Origin of Strong Ferromagnetic Couplings in Ordered Double Perovskite Semiconductors
Abstract
Ferromagnetic (FM) semiconductors are crucial for advancing the development of spintronic devices for high-performance computing and data storage. However, to date, the realization of room-temperature FM semiconductors remains a great challenge, owing to the lack of effective physical mechanism for strong FM couplings in semiconductors. Here, we focus on the double perovskite semiconductors to explore the mechanism of strong FM couplings. A remarkable correlation between magnetic couplings and spin occupation states in d orbitals has been revealed by a systematical comparison between the LaCrO 3 (LCO) and La 2 NiMnO 6 (LNMO) perovskites. First-principles calculations show that the LCO prefers an antiferromagnetic (AFM) ground state while the LNMO is FM. Such a disparity on magnetic coupling is mainly attributed to the difference on spin occupation states: the LCO has a d 3 -d 3 occupation state for each nearest-neighboring Cr-Cr pair, while the LNMO has a d 3 -d 8 occupation state for each Ni-Mn pair.
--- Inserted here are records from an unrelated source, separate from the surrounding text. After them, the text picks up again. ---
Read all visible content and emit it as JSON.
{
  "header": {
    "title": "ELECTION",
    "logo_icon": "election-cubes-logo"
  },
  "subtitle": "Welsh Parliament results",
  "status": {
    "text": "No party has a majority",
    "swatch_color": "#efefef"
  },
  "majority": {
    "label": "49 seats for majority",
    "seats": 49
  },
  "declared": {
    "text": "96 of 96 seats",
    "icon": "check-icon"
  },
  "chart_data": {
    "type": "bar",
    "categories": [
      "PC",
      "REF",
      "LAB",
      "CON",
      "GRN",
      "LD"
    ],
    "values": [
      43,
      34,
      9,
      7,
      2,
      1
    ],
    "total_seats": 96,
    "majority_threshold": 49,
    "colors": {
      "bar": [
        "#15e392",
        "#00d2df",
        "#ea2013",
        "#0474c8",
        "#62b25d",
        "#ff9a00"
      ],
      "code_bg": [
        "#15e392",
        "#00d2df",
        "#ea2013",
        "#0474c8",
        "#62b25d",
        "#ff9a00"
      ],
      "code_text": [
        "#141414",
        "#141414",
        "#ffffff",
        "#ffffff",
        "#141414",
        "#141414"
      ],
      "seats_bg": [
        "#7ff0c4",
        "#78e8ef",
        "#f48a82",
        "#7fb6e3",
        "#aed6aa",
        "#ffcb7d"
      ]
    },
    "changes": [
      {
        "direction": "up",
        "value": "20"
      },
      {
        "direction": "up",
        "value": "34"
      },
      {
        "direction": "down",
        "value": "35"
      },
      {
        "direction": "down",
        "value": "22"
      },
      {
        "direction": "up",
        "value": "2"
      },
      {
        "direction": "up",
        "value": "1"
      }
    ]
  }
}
The distinct different magnetic behaviors under strain and charge doping provide further evidence to the occupation-state-dependent magnetic coupling mechanism. Similar behavior has also been observed in other d <5 -d <5 and d <5 -d >5 , single-and doubleperovskites, demonstrating the generality of this mechanism. These findings unveil a novel mechanism and a strategy for realizing high-temperature FM semiconductors, which will significantly promote the development of spintronics.